There is a troubling pattern nationally of using allegations involving immigrant or Somali American communities to generate political outrage around public assistance programs. This kind of rhetoric divides communities, fuels suspicion, and distracts from the actual work of ensuring accountability and effective oversight. It also is in stark contrast to an equally troubling pattern of politically connected individuals responsible for far larger fraud schemes receiving far less condemnation, and in some cases, even clemency.

For example:

  • Florida Senator Rick Scott previously led a hospital company that paid what was then a record $1.7 billion settlement over Medicare and Medicaid fraud allegations.
  • President Donald Trump granted clemency to several individuals convicted in major Medicare and Medicaid fraud schemes involving hundreds of millions, and in some cases more than a billion, dollars in fraudulent activity.
  • Maine Republican Representative Bob Nutting’s over-billing of Medicaid by $1.6 million and failure to repay the money did not result in outrage from his party.

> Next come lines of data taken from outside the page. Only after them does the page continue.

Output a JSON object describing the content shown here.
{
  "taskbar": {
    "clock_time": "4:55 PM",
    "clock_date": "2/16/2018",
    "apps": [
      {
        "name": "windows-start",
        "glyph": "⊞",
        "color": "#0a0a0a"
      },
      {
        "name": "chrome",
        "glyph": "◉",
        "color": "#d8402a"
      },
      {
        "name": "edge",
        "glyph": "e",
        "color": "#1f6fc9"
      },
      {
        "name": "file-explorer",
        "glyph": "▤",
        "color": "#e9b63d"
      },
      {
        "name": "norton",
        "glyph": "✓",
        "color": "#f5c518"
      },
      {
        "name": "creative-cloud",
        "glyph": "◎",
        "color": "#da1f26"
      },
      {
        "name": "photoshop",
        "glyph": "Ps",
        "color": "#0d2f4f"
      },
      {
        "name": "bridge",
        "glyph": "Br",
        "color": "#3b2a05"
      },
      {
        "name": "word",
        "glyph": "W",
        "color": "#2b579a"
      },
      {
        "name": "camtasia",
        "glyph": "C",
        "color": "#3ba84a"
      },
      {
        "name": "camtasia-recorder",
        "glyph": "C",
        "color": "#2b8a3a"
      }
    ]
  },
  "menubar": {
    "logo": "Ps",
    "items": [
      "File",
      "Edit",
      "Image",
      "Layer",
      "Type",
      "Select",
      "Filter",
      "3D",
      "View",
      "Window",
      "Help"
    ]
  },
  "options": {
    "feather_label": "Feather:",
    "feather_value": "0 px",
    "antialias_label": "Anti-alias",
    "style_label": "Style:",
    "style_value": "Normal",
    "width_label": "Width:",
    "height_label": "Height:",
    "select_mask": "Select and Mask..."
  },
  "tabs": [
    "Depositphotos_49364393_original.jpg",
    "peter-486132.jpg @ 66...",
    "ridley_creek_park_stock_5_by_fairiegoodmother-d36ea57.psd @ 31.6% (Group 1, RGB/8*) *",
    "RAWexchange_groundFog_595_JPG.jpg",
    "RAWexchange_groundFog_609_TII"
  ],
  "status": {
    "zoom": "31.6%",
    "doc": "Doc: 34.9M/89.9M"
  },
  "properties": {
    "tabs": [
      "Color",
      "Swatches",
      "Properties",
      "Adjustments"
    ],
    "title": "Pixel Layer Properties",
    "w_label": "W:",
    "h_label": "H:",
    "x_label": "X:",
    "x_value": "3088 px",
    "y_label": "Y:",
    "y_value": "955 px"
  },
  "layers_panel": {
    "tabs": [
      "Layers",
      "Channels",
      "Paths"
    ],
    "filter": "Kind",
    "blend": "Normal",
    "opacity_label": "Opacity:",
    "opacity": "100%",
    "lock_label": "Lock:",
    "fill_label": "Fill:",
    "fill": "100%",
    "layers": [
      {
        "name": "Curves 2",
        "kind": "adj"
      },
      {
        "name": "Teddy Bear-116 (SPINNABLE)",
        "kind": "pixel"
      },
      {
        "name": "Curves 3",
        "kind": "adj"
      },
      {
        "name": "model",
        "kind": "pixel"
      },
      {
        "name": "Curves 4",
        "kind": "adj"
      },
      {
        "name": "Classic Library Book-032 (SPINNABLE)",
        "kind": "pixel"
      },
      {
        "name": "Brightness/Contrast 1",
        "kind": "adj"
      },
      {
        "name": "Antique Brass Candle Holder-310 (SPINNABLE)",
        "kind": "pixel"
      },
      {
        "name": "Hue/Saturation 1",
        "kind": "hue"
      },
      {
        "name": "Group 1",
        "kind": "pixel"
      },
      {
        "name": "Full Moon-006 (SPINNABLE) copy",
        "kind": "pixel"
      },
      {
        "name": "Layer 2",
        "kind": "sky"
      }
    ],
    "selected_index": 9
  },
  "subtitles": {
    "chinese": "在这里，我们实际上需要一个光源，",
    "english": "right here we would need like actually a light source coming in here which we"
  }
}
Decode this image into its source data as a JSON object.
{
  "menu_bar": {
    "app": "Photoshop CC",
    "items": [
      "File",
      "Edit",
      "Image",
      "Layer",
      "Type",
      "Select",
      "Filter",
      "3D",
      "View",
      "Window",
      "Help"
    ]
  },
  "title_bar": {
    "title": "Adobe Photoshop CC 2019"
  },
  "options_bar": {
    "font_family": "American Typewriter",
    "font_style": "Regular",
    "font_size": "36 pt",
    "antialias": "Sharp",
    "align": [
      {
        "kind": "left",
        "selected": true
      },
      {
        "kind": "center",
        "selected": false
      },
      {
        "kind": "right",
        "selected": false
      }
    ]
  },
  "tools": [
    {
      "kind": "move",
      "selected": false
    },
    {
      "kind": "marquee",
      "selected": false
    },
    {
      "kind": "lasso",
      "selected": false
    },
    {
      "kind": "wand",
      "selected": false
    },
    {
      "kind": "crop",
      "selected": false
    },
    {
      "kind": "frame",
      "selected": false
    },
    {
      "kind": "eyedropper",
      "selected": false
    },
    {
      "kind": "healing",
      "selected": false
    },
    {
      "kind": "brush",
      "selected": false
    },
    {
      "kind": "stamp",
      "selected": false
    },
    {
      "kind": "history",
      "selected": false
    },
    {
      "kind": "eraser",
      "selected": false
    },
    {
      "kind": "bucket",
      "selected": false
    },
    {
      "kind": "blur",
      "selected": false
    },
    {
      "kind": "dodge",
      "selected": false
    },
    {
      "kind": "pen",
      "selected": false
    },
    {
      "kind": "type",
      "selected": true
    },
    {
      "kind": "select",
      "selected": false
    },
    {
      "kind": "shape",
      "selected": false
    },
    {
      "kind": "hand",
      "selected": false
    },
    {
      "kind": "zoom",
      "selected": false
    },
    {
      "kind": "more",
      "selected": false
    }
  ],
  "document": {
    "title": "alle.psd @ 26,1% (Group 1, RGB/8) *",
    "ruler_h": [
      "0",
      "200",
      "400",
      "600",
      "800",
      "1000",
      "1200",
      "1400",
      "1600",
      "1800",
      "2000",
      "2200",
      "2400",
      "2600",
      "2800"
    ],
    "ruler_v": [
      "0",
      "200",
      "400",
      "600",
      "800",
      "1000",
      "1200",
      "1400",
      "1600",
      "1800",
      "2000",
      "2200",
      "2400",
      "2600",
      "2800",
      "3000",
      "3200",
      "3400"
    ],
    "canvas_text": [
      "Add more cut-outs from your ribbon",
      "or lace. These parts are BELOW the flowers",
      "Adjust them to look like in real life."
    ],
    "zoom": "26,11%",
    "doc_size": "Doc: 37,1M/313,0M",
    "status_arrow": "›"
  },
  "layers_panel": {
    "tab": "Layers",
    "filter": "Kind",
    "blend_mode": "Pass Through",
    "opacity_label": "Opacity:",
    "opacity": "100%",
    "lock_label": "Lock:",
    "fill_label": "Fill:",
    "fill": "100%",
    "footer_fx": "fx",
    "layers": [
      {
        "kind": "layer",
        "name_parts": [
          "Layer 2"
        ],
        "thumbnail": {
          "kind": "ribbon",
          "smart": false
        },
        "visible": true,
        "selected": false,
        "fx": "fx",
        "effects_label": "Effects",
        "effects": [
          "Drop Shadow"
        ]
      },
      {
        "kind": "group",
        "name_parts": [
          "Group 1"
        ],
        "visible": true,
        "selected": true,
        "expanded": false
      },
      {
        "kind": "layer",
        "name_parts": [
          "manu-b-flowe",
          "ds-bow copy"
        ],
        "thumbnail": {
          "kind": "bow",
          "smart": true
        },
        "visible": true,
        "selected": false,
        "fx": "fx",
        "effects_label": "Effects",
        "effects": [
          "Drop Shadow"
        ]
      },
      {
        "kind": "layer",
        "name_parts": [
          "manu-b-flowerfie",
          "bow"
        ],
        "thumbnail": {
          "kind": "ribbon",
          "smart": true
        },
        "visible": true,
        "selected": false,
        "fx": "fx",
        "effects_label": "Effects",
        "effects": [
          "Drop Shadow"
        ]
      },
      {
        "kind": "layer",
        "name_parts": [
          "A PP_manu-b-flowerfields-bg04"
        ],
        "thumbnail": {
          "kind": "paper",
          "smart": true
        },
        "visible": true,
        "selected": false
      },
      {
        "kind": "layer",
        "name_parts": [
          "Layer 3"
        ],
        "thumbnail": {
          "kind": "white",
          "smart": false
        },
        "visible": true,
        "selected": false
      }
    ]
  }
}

In fact, the Republican majority in 2010 elected him Speaker of the Maine House and today he still serves as ranking member of the Criminal Justice and Public Safety Committee for House Republicans as well as a member on the House Ethics Committee.

7. The real danger is using these claims to justify cuts that hurt everyone

The biggest threat facing MaineCare is not isolated fraud cases. It is the effort to use those cases to weaken public support for health care programs that hundreds of thousands of Mainers rely on.

When politicians exaggerate fraud to justify cuts, the consequences are real: children lose health coverage, rural hospitals face deeper financial strain, seniors lose support services, and working families struggle to access care.

Meanwhile, many of the same political leaders pushing these narratives continue to support tax policies that overwhelmingly benefit wealthy households and corporations. They do this while actively thwarting efforts to go where the real money is. For example, the Trump administration laid off thousands of IRS employees responsible for going after tax cheats and making sure the wealthy and large corporations pay what they owe. We already have an annual tax gap — the difference between what people owe and what they pay — of close to $700 billion per year. Continued staffing reductions and forgone enforcement by the IRS are projected to cost hundreds of billions more in lost revenue over the next 10 years. This represents more than enough money to fund universal child care, significantly increase health care access and food assistance, and make major investments in infrastructure and affordable housing.

Mainers deserve accountability and responsible stewardship of public dollars. And they also deserve honesty and an end to divide-and-distract politics designed to undermine programs that help ordinary people thrive.